Miami Medical opens with an epigraph, informing us that the “Golden Hour” is the crucial first 60 minutes that trauma doctors have to save your life after a critical injury. In case you didn’t catch its significance, throughout the series premiere, doctor after doctor repeats or refers to it over and over. Right, got it, the trauma unit is stressful and always racing against time.


If only repetition was the show’s only problem. In fact, it has many more, from plot clichés to thin characters to cheap theatricality. The newest offering from Jerry Bruckheimer, Miami Medical‘s titling, scene changes, and commercial break transitions all look very much like those over on CSI: Miami—beaches, high rises, and palm trees shown in over-saturated colors. The accidents and traumas that bring patients to the hospital are recalled, fragmented, and replayed in ways strikingly similar to the CSI franchise’s tricks. It’s old and excessive and ultimately boring.


Even less compelling is the new show’s roster of doctors. Eva (Lana Parilla) is the consummate altruist who only cares about saving patients. She’s in competition for head of trauma with Chris (Mike Vogel), the “maverick” who utilizes “unorthodox” procedures. Dr. Serena Warren (Elisabeth Harnois) does double duty, as both the requisite pale pretty blond and the requisite newbie who is intimidated by the pace of the ER and skills of her coworkers. She’s pretty much the opposite of Tuck Brody (Omar Gooding), the head trauma nurse who is something of a reformed bad boy.


With such poorly drawn characters, Miami Medical has little chance, though it tries, desperately, of showing any edge or relevance to current social or political conditions. When Tuck tells a white patient that he used to be a rodeo bull rider in Wyoming, the man looks surprised. Tuck snips, “You didn’t know that black people do the rodeo?” Zing! We’re a post-racial society, and yet we—white patients in need of education, anyway—still harbor knee-jerk racial stereotypes!

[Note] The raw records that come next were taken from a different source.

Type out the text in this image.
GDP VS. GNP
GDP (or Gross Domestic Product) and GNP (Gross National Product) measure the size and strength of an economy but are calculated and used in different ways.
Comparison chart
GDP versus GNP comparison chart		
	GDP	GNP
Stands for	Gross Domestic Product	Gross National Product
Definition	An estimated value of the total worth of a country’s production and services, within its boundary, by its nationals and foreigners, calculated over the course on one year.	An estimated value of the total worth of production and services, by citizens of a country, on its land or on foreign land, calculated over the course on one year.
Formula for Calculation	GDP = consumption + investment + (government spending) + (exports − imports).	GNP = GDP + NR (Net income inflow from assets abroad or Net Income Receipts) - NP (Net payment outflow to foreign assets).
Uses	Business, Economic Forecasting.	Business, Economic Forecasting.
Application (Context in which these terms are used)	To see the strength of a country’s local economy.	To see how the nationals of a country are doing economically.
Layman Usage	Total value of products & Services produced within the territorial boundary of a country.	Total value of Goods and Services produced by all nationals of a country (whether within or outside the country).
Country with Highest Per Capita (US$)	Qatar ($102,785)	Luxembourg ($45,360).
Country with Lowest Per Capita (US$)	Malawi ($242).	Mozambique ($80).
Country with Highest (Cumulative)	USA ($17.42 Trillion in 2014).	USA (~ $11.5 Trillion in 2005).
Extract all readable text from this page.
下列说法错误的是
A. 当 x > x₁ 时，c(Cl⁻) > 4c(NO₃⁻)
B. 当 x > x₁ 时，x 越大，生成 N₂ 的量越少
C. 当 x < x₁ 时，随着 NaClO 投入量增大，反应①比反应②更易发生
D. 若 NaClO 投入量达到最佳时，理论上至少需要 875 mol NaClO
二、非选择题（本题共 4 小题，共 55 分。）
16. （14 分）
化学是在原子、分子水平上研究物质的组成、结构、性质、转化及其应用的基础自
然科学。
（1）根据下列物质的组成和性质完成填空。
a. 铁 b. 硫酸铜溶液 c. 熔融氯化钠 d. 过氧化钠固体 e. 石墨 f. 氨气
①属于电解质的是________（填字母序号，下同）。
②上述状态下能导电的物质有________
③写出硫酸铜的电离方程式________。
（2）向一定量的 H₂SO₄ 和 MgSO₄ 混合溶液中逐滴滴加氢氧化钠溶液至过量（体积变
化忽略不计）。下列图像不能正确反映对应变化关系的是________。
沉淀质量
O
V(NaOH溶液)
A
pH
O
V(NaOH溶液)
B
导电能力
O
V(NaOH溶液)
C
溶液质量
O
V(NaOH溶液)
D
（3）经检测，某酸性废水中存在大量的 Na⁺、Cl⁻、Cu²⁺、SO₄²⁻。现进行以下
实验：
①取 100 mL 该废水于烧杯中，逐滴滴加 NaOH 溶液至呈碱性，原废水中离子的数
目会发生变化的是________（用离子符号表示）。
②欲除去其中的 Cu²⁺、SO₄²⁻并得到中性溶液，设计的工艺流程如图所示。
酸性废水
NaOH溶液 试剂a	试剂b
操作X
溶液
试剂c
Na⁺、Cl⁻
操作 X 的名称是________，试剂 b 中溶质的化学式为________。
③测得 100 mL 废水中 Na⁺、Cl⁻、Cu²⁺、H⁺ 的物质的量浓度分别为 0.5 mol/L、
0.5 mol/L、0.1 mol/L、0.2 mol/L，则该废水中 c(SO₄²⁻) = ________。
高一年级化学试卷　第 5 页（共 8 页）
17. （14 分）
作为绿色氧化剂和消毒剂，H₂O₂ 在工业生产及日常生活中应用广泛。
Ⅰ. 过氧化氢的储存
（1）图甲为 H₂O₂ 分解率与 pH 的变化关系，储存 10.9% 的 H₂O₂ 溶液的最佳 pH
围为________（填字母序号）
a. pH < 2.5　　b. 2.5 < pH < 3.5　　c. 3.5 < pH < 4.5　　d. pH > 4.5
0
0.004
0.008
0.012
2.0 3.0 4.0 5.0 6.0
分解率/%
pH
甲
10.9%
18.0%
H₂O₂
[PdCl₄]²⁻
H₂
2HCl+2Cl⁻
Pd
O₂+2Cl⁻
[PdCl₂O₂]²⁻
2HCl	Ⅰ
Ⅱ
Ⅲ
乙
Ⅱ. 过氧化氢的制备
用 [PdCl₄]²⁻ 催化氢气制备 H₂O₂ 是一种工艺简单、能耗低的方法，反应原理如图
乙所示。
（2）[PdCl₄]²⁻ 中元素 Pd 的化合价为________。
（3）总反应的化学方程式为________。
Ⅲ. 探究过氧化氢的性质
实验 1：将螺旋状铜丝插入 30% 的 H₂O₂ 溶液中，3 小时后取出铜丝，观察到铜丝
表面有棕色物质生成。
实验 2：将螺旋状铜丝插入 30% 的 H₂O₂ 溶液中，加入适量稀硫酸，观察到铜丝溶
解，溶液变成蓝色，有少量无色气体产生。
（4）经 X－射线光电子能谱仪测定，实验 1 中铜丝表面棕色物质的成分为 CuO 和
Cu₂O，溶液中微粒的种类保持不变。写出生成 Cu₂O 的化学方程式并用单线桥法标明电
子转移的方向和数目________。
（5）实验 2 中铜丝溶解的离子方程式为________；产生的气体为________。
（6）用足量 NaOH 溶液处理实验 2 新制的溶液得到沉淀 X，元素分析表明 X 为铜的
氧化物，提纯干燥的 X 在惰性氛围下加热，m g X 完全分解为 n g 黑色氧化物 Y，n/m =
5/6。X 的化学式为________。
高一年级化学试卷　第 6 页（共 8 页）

When the staff members aren’t giving their patients a hard time, they’re dealing with the sudden departure of their former head, Dr. Raynard (Andre Braugher), who finally snaps and abandons his post by stripping naked in the middle of the ER and walking out the door. Chris and Eva wonder which one of them will get the top gig, and both go out of their way to be magnanimous, suggesting the other deserves the job. But there’s a new doc on the ward, and everyone wonders if Proctor (Jeremy Northam) will be the new boss.


With all these suds in the way, the premiere is muddled, so concerned with leading us by the nose to get the backstory that it never asks us to care about anyone. In fact, the occupational shuffling seems merely a way for Miami Medical to skew to its target audience age by ousting the older Dr. Raynard. While Proctor is slightly older than his new colleagues, he’s also clearly of the same generation. Miami Medical insists that trauma doctors are the “rock stars” of the medical world, and we all know that rock stars must be young. Like rock, Miami Medical is all artifice and performance. The wannabes play doctor and jockey for ER cred all day, then go out for obligatory beachside cocktails at night.